Klimt's 'Portrait of Miss Lieser' fetches $32 million at auction

STORY: The work was long thought to have been lost when in fact it was hanging in a private villa near Vienna for decades, according to the auction house Im Kinsky that put it on display in January before putting it under the hammer. Im Kinsky had estimated its value at 30 million to 50 million euros.

It shows its likely teenage subject in a turquoise dress draped in a flowing floral gown against a red background, her alabaster skin and piercing, pale brown eyes contrasting with her dark, curly hair.

What happened to the painting after Klimt's death in 1918, when it would have been in his studio, remains unclear, particularly what happened after Nazi Germany annexed Austria in 1938 and the country's Jews were persecuted, expropriated and sent to concentration camps.

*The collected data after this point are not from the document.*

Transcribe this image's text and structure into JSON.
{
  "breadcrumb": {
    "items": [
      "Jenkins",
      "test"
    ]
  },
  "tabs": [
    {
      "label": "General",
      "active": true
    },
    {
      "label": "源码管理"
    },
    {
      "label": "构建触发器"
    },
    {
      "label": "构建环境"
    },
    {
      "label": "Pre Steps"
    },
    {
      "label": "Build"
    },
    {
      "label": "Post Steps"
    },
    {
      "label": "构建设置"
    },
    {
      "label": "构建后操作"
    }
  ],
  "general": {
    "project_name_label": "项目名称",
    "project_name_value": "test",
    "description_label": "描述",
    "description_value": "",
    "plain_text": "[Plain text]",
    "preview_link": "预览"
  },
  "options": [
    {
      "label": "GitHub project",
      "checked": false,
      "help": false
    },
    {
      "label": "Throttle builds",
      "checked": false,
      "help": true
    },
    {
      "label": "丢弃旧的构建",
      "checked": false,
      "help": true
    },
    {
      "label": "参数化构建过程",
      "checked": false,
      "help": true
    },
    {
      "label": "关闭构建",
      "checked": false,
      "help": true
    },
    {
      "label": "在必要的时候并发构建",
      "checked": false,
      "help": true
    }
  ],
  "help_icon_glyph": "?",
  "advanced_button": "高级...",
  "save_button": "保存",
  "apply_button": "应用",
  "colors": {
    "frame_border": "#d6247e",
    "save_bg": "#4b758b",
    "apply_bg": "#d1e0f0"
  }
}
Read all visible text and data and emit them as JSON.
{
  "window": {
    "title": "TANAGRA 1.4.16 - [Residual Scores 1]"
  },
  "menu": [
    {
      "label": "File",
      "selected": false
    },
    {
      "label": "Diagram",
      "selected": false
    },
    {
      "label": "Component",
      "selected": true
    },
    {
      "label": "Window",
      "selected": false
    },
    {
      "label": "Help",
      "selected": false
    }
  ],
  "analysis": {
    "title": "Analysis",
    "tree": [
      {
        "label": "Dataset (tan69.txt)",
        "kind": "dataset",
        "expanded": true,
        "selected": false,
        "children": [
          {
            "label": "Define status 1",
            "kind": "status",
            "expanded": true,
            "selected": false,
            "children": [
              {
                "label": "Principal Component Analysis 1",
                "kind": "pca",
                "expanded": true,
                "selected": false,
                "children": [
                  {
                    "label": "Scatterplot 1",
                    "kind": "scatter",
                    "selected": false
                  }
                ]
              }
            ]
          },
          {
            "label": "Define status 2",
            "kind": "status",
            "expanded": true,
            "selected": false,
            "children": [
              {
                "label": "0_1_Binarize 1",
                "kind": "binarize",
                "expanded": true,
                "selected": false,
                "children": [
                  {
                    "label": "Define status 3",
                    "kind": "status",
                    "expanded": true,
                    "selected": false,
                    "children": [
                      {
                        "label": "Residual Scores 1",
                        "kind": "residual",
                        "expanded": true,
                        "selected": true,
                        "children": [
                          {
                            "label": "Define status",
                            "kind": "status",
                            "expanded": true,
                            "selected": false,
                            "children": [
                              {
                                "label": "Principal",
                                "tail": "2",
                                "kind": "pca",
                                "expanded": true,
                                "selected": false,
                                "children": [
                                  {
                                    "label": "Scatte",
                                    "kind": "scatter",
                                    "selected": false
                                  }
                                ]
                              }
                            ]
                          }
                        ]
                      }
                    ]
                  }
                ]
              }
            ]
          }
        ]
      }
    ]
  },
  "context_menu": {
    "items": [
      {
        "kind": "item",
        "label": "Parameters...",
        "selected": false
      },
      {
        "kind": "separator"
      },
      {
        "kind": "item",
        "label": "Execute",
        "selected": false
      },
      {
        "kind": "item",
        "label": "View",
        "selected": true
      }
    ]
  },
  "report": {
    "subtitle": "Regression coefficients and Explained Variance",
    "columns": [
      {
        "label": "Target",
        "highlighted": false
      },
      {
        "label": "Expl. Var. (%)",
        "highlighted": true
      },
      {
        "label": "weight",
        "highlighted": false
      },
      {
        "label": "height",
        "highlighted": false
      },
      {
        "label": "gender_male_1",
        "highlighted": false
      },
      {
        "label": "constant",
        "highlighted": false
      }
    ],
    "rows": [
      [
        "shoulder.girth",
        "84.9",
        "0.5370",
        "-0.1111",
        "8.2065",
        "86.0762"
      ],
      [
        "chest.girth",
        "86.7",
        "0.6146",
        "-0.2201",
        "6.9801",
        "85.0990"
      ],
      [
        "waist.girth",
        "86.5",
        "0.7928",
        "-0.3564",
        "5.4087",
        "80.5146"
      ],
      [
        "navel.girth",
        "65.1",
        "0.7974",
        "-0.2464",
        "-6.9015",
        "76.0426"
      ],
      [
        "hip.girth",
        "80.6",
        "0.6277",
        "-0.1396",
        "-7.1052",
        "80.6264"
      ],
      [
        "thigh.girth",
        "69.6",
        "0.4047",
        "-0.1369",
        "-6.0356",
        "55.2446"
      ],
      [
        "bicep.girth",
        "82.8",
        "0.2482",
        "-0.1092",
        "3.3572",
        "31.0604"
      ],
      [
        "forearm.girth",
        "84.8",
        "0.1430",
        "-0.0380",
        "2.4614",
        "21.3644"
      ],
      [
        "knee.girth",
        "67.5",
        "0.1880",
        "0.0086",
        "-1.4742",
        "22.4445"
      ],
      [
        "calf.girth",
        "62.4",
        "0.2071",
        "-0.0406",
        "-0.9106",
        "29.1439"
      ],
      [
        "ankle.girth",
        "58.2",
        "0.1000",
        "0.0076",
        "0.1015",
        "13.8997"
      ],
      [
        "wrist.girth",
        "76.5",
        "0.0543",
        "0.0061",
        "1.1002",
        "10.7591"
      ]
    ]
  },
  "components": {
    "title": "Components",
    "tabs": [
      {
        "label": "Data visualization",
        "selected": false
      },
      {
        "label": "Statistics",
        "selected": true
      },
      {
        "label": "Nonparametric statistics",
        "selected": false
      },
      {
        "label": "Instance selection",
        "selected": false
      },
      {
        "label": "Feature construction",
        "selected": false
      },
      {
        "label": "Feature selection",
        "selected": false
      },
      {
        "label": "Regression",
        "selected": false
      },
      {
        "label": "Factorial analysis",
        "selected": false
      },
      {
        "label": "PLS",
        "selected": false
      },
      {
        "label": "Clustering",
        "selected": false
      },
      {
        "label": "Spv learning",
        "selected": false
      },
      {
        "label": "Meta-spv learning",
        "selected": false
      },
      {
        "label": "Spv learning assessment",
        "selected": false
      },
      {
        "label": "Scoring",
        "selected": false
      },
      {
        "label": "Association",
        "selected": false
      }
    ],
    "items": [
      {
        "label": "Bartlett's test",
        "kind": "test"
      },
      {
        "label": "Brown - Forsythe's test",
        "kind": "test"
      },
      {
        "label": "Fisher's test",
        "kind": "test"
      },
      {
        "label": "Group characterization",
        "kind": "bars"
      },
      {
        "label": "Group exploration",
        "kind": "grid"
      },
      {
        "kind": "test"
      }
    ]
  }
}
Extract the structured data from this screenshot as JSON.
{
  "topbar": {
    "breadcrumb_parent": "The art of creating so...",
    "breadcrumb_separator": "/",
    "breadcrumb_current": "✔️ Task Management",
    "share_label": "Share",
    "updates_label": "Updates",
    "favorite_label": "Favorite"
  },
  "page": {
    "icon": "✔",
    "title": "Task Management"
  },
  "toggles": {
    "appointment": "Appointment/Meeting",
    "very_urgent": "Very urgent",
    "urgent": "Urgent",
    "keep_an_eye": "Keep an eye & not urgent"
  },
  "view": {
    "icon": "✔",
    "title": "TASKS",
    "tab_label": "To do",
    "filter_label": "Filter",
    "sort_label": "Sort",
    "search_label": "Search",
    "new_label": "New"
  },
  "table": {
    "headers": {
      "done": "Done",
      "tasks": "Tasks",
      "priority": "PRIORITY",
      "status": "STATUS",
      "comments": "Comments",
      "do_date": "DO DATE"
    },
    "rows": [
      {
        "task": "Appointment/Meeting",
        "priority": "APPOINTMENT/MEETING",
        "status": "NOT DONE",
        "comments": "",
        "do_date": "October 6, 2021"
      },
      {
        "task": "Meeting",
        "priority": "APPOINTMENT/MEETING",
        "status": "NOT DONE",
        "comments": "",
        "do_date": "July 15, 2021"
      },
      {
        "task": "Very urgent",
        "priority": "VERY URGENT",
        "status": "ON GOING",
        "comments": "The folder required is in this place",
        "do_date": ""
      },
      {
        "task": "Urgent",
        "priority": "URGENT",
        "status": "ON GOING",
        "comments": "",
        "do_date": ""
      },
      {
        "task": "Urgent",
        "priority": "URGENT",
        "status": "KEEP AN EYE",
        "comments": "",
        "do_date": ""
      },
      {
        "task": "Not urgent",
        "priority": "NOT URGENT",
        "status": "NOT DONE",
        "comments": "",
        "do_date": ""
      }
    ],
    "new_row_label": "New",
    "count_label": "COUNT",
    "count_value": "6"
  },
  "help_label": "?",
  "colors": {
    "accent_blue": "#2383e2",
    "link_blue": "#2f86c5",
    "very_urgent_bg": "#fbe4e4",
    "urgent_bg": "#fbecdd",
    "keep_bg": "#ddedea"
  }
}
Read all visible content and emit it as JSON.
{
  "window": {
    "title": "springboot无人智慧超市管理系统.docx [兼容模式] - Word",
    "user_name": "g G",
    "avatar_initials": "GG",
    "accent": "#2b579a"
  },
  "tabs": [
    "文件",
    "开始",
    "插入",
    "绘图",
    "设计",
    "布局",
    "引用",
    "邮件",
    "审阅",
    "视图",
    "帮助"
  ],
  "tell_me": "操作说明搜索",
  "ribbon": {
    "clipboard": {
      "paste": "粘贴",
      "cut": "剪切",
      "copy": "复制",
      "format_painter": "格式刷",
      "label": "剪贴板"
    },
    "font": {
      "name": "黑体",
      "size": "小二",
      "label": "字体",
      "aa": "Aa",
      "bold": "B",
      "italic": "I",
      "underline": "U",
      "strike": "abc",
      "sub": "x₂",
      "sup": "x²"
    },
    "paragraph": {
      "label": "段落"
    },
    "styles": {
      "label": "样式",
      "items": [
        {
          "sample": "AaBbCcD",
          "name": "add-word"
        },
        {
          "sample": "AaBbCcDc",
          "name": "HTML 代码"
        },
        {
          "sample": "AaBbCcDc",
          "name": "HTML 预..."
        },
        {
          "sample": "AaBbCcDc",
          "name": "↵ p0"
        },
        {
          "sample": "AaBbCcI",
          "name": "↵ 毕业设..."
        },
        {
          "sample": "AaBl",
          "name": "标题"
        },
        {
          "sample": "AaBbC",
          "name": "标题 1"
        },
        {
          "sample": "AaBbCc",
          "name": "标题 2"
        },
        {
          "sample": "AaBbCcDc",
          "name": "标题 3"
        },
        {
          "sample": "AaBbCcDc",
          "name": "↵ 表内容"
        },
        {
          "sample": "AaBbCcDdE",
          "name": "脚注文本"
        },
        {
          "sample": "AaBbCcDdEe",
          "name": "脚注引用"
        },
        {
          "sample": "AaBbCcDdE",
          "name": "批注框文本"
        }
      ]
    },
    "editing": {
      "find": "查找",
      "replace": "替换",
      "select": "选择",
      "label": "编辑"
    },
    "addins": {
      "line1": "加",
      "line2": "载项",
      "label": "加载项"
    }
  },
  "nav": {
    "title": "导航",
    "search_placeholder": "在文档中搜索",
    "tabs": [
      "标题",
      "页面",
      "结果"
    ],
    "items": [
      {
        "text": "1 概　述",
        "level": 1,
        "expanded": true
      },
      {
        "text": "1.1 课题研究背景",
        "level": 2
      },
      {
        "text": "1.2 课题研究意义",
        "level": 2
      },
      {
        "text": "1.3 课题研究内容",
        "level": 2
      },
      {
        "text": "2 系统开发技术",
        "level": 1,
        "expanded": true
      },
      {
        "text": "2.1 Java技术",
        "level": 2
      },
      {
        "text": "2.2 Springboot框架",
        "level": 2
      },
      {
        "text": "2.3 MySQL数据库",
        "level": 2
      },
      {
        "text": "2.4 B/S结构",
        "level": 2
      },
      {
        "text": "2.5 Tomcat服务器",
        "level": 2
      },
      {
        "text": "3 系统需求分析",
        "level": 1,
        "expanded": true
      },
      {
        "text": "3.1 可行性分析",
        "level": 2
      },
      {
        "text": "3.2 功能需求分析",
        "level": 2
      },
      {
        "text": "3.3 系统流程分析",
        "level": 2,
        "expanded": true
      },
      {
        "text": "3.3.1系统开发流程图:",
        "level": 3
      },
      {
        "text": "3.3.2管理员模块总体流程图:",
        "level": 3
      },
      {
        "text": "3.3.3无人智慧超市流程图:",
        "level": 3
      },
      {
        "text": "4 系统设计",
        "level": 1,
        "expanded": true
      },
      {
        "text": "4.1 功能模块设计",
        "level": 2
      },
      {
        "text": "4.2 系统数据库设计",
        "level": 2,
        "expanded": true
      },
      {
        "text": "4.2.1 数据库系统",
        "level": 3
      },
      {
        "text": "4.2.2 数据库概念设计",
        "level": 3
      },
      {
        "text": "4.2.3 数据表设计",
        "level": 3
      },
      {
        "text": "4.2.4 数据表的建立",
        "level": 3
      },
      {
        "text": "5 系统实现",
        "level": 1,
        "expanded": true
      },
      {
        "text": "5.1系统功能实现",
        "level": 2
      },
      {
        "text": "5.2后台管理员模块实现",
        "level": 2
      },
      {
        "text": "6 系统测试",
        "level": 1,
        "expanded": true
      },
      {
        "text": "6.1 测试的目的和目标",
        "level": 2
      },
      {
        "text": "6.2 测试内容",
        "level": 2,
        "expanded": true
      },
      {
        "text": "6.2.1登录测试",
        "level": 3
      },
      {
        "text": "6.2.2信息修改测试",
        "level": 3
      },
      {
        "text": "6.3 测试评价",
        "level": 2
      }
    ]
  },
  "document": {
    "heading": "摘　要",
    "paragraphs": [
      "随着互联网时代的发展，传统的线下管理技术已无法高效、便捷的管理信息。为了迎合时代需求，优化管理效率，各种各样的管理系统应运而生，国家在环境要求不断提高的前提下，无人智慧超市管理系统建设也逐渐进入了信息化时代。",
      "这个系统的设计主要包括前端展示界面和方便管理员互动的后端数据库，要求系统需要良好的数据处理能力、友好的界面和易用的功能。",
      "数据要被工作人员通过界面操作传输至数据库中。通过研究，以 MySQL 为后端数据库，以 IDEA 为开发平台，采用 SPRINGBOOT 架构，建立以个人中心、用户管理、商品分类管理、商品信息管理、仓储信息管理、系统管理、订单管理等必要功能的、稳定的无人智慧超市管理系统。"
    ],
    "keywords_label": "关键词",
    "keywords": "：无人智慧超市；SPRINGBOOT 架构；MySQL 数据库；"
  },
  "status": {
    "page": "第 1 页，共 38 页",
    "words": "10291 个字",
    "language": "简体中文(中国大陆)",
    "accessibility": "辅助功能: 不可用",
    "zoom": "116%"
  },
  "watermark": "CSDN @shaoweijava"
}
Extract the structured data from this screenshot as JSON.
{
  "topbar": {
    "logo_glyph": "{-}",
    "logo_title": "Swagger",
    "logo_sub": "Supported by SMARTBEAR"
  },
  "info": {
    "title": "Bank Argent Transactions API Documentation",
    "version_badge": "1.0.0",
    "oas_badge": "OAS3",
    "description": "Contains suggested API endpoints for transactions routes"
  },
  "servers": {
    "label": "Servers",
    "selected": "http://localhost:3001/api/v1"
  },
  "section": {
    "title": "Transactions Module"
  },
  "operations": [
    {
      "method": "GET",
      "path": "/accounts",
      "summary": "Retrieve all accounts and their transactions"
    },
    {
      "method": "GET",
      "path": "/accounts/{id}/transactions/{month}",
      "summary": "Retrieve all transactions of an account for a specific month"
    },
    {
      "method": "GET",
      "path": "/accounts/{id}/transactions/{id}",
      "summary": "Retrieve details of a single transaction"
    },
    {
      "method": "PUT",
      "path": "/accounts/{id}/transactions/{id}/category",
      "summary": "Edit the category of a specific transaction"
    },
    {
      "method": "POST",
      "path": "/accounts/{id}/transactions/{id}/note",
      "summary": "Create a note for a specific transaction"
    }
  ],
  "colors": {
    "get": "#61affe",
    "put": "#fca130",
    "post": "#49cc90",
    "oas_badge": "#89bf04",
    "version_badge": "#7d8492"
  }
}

Margarethe left Austria for Hungary and then Britain but the auction house says the painting verifiably never left Austria. Lilly Lieser stayed in Vienna until she was deported in 1942 and then killed in Auschwitz the following year.

Her daughters returned to Vienna after World War Two to reclaim her assets but the painting was not mentioned in any documents, Im Kinsky said.

"We had very transparent communication right from the start," Claudia Moerth-Gasser said. "A fair and reasonable solution was found, and the buyer of the painting is now the legal owner of the work."